Supported file formats include: MP3, Ogg Vorbis, FLAC, Musepack, Speex, WAV (and other less popular formats supported by libsndfile), MOD, WavPack, AAC, SID, MIDI. Moreover most audio formats recognized by FFMpeg/Libav are also supported (e.g. MP4, Opus, WMA, APE, AC3, DTS –even embedded in video files). New formats support is under development. Internet streams (Icecast, SHOUTcast) are also supported.

MOC has a single playlist (which can be saved in m3u format), and has the concept of a 'music directory', but it has no library file where metadata is saved. Instead this information is read as needed from tags in the files themselves or from tags cache, either upon access or during idle CPU time. If the playlist has extended m3u information, that will be read as well. If the playlist is saved, any read metadata will be stored.

Its text-only nature requires few system resources, and it uses an output buffer in a separate thread both to avoid skipping under high system loads and to enable gapless playback. Normally, exiting the program only closes the interface –the program daemonizes itself so the audio continues playing in the background.

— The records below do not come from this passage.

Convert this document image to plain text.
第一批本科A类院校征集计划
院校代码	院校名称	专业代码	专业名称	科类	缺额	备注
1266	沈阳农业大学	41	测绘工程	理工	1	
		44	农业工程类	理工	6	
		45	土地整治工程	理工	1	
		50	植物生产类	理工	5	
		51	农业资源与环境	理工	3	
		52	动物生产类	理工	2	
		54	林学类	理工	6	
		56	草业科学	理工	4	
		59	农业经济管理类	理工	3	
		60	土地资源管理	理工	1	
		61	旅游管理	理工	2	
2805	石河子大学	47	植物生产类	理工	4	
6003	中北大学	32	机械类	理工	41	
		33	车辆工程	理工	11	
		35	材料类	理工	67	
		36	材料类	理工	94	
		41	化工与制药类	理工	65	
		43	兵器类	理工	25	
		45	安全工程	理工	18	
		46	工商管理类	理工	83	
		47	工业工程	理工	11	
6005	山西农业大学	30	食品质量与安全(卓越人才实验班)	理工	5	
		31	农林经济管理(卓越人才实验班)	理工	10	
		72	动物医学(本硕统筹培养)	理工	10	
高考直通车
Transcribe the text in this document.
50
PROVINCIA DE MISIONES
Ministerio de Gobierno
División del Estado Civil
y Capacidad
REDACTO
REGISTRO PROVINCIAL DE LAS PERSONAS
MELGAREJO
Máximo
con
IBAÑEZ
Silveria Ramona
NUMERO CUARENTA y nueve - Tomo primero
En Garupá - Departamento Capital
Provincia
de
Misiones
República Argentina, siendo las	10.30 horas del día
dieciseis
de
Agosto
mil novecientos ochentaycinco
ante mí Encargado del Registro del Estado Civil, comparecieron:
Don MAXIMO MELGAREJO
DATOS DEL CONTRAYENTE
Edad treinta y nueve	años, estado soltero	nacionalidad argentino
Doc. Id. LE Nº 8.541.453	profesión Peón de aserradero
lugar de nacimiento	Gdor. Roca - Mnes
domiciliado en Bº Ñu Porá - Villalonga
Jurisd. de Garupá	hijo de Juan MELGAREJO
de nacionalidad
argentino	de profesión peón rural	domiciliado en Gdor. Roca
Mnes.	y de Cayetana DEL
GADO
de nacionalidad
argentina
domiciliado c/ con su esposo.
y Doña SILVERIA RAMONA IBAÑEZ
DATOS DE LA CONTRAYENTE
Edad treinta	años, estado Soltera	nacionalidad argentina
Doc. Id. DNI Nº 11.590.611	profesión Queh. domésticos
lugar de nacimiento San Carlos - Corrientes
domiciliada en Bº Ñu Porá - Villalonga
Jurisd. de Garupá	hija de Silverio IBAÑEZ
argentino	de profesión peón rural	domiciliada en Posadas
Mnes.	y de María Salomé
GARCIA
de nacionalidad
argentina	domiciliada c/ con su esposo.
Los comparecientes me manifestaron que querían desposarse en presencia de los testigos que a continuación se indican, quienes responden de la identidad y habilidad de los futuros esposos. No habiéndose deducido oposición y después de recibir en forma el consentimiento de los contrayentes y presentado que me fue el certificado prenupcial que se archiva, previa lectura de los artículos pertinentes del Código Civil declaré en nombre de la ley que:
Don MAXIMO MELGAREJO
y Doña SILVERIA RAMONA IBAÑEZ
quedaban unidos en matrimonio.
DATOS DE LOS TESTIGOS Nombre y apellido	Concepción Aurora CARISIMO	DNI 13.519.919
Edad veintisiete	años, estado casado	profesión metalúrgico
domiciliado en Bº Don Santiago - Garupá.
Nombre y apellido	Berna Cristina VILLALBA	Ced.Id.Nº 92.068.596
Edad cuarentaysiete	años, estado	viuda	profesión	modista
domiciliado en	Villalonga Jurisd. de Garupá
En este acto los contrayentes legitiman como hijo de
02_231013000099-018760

This client/server architecture is similar to MPD and XMMS2, but unlike those players, the MOC daemon is not accessible over a network, and does not have an open API to communicate with alternate clients. This has both advantages and disadvantages as, while MOC can't be controlled by a remote graphical client (it can be used via SSH), it can securely range the entire filesystem, which is not advisable by a remotely and anonymously accessible server such as MPD.

The binary is named mocp for "MOC Player" because of a conflict with a Qt utility called moc.